The grand irony, of course, was that the Braves DO put on-base percentage stats on the scoreboard, and that’s becoming a real trend around the Major Leagues. Where you used to go to Yankee Stadium and get shown only AVG/HR/RBI, now you can look up at any point during an Alex Rodriguez at-bat and see that despite a relatively low batting average, he’s still rocking a .910 OPS. By putting “voodoo stats” like OBP and OPS on the scoreboard, the mainstream is finally admitting that there’s more to a player than their batting average, and by extension, fans at the ballpark are beginning to realize this as well.
Which brings us to something positively thrilling that David Cone said this afternoon. Did you ever think you’d hear a Yankees broadcaster, or any broadcaster for that matter, begin a sentence with “according to Fangraphs.com…”?
I thought it was surprisingly forward-thinking of Cone when, on Friday’s broadcast, he repeatedly quoted numbers on the league’s swing percentage vs. Joba Chamberlain, Chamberlain’s fastball percentage in 2009 vs. 2008, etc. And today, Cone essentially came out of the advanced metrics closet when he quoted Fangraphs directly in making a point.
Whether or not Cone discovered Fangraphs – which is a wonderful, invaluable, and best of all, free website which provides a wealth of unique statistics – on his own, or is simply being fed these numbers by an enterprising intern, is of no consequence. The fact that Cone realizes there are numbers that help us understand what we’re watching and put a player’s value in context beyond the obvious is refreshing.
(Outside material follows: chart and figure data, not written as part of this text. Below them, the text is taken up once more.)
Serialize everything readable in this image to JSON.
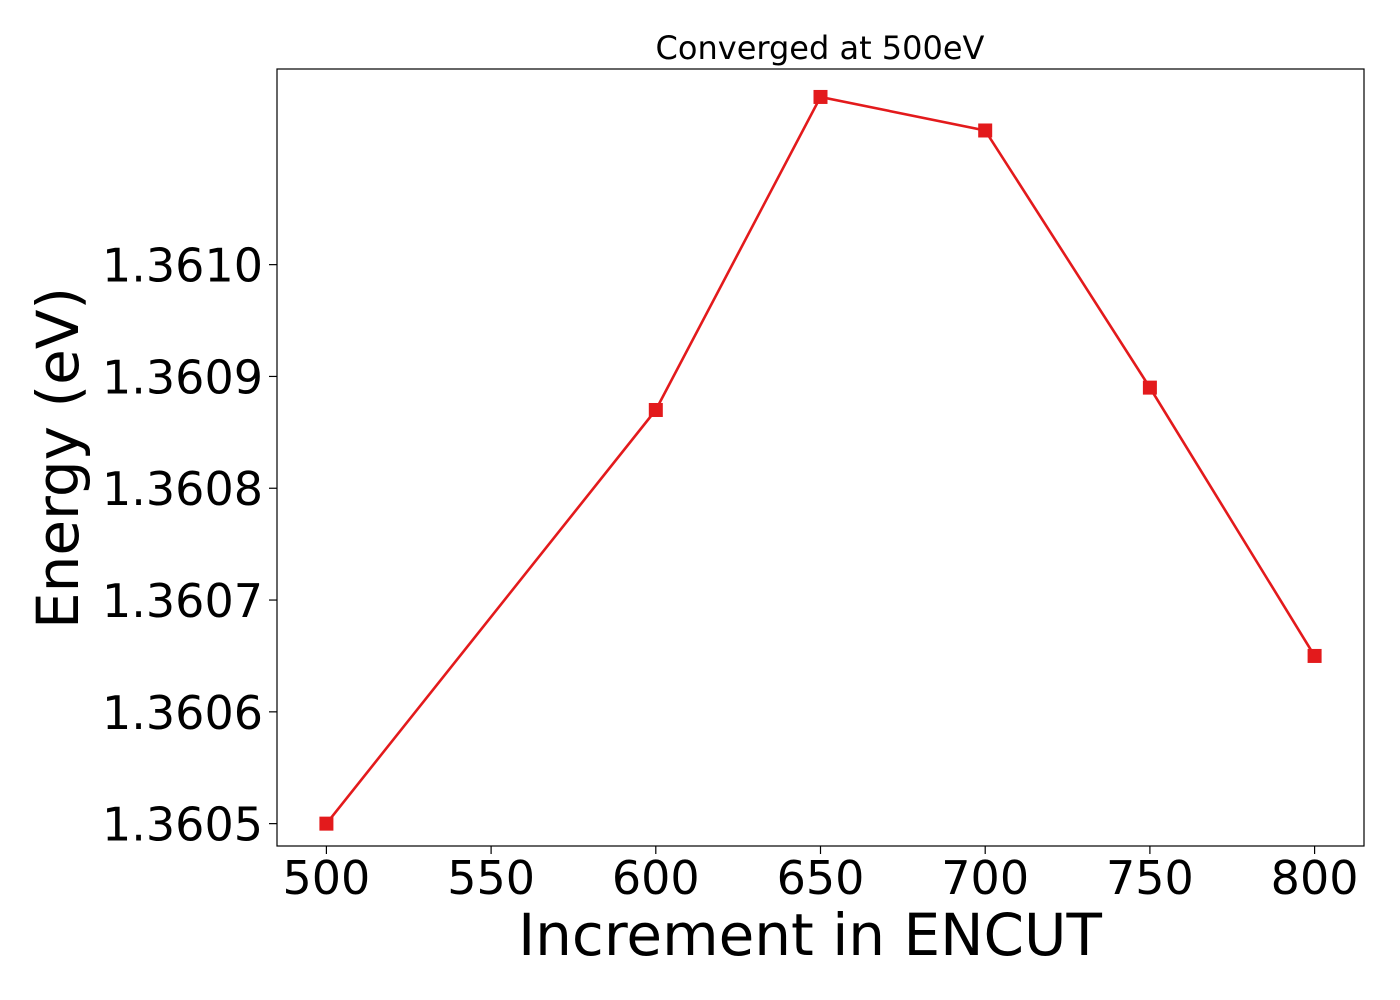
{
  "chart_data": {
    "type": "line",
    "title": "Converged at 500eV",
    "xlabel": "Increment in ENCUT",
    "ylabel": "Energy (eV)",
    "x": [
      500,
      600,
      650,
      700,
      750,
      800
    ],
    "series": [
      {
        "values": [
          1.3605,
          1.36087,
          1.36115,
          1.36112,
          1.36089,
          1.36065
        ]
      }
    ],
    "xticks": [
      500,
      550,
      600,
      650,
      700,
      750,
      800
    ],
    "xtick_labels": [
      "500",
      "550",
      "600",
      "650",
      "700",
      "750",
      "800"
    ],
    "yticks": [
      1.3605,
      1.3606,
      1.3607,
      1.3608,
      1.3609,
      1.361
    ],
    "ytick_labels": [
      "1.3605",
      "1.3606",
      "1.3607",
      "1.3608",
      "1.3609",
      "1.3610"
    ],
    "xlim": [
      485,
      815
    ],
    "ylim": [
      1.36048,
      1.361175
    ],
    "grid": false,
    "marker": "square",
    "line_color": "#e31a1c"
  }
}
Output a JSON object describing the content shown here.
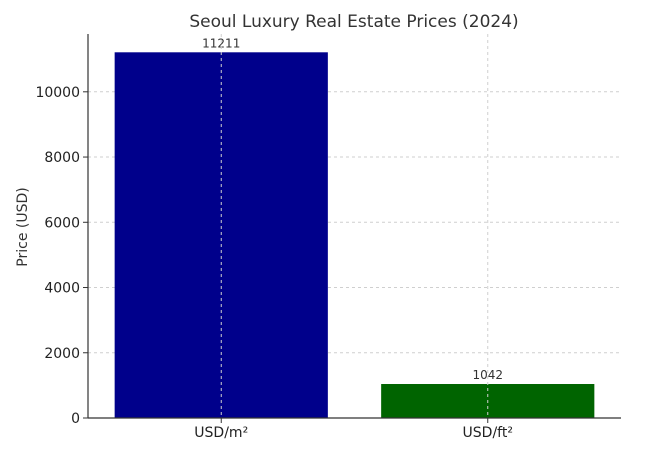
{
  "chart_data": {
    "type": "bar",
    "title": "Seoul Luxury Real Estate Prices (2024)",
    "xlabel": "",
    "ylabel": "Price (USD)",
    "categories": [
      "USD/m²",
      "USD/ft²"
    ],
    "values": [
      11211,
      1042
    ],
    "value_labels": [
      "11211",
      "1042"
    ],
    "colors": [
      "#00008b",
      "#006400"
    ],
    "ylim": [
      0,
      11772
    ],
    "yticks": [
      0,
      2000,
      4000,
      6000,
      8000,
      10000
    ],
    "ytick_labels": [
      "0",
      "2000",
      "4000",
      "6000",
      "8000",
      "10000"
    ],
    "grid": true
  }
}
Cone’s analysis of Joba Chamberlain’s struggles was far more insightful than anything we’ve heard from the mainstream media. By informing that Joba’s high pitch counts are a result of opponents swinging 10% less in 2009 than 2008, he helped to illustrate that there are adjustments Joba must make in his approach beyond simply regaining lost velocity, the one factor that the laziest of sportswriters continue to hammer on. Now if we could only get Paul O’Neill to discuss something other than the post game spread.